Der Anspruch nach § 86 UrhG ist ein bereicherungsrechtlicher Verwendungsanspruch iSd § 1041 ABGB und nicht dem Art 7 Nr 2 EuGVVO zu unterstellen
GZ 4 Ob 173/19y, 26.11.2019
OGH: Nach Art 7 Nr 2 EuGVVO kann eine Person, die ihren (Wohn-)Sitz im Hoheitsgebiet eines Mitgliedstaats hat, in einem anderen Mitgliedstaat verklagt werden, wenn eine unerlaubte Handlung oder eine Handlung, die einer unerlaubten Handlung gleichgestellt ist, oder wenn Ansprüche aus einer solchen Handlung den Gegenstand des Verfahrens bilden, und zwar vor dem Gericht des Ortes, an dem das schädigende Ereignis eingetreten ist oder einzutreten droht. Mit der Wendung „Ort, an dem das schädigende Ereignis eingetreten ist“ ist sowohl der Ort der Verwirklichung des Schadenserfolgs (Erfolgsort) als auch der Ort des für den Schaden ursächlichen Geschehens (Handlungsort) gemeint. Bei Distanzdelikten (mit Substanz- oder Vermögensschäden) kommt es für den Erfolgsort auf den Eintritt des Primärschadens an; auf Folgeschäden kann nicht abgestellt werden.

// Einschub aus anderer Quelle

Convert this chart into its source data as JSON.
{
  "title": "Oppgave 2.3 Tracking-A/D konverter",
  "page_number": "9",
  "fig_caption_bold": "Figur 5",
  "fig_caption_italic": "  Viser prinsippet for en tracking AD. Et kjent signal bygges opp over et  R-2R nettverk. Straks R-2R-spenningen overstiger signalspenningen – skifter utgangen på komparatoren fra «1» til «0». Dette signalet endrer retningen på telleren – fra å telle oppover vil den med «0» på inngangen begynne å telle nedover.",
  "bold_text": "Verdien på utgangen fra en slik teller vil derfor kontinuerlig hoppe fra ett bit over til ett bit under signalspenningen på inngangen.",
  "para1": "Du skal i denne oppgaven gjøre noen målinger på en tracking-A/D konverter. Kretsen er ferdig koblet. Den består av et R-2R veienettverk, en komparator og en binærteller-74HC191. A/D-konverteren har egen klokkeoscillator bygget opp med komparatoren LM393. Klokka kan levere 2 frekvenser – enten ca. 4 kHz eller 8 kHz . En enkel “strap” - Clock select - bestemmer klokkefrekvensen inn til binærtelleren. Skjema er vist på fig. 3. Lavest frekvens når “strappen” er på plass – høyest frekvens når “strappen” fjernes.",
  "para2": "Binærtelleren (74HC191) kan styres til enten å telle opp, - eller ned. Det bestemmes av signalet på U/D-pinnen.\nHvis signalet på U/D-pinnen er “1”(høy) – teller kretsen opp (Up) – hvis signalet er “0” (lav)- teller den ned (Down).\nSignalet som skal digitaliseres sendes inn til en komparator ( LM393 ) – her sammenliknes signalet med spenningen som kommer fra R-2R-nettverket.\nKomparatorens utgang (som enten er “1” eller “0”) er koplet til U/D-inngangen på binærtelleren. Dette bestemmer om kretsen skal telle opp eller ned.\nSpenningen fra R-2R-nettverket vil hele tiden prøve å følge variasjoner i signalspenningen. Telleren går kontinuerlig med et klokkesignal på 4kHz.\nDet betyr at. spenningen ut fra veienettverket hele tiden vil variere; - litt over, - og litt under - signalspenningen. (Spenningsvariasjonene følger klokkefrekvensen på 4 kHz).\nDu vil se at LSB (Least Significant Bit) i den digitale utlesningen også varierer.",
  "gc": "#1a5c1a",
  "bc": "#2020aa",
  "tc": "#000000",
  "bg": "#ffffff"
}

Bei Verletzung von Persönlichkeitsrechten durch Inhalte auf einer Website hat der Verletzte nach Art 7 Nr 2 EuGVVO die Möglichkeit, die Haftungsklage auf Ersatz des gesamten Schadens entweder im Niederlassungsstaat des Urhebers (Herausgebers) der Veröffentlichung oder vor den Gerichten jenes Mitgliedstaats zu erheben, in dem sich der Mittelpunkt der Interessen des Verletzten befindet. Die Klage kann auch vor den Gerichten jedes Mitgliedstaats erhoben werden, in dessen Hoheitsgebiet ein im Internet veröffentlichter Inhalt zugänglich (gewesen) ist; dies gilt allerdings nur für den Schaden, der im Hoheitsgebiet des Mitgliedstaats des angerufenen Gerichts verursacht wurde. Der Ort, an dem eine Person den Mittelpunkt ihrer Interessen hat, entspricht im Allgemeinen ihrem gewöhnlichen Aufenthalt. Daraus ergibt sich nach Wahl des Klägers - neben dem allgemeinen Gerichtsstand des Beklagten - zusätzlich auch ein Klägergerichtsstand am gewöhnlichen Aufenthalt des Verletzten sowie die internationale Zuständigkeit im Veröffentlichungs- bzw Verbreitungsstaat; dies ist der Mitgliedstaat, in dem ein im Internet veröffentlichter Inhalt zugänglich ist, also abgerufen werden kann (Erfolgsort).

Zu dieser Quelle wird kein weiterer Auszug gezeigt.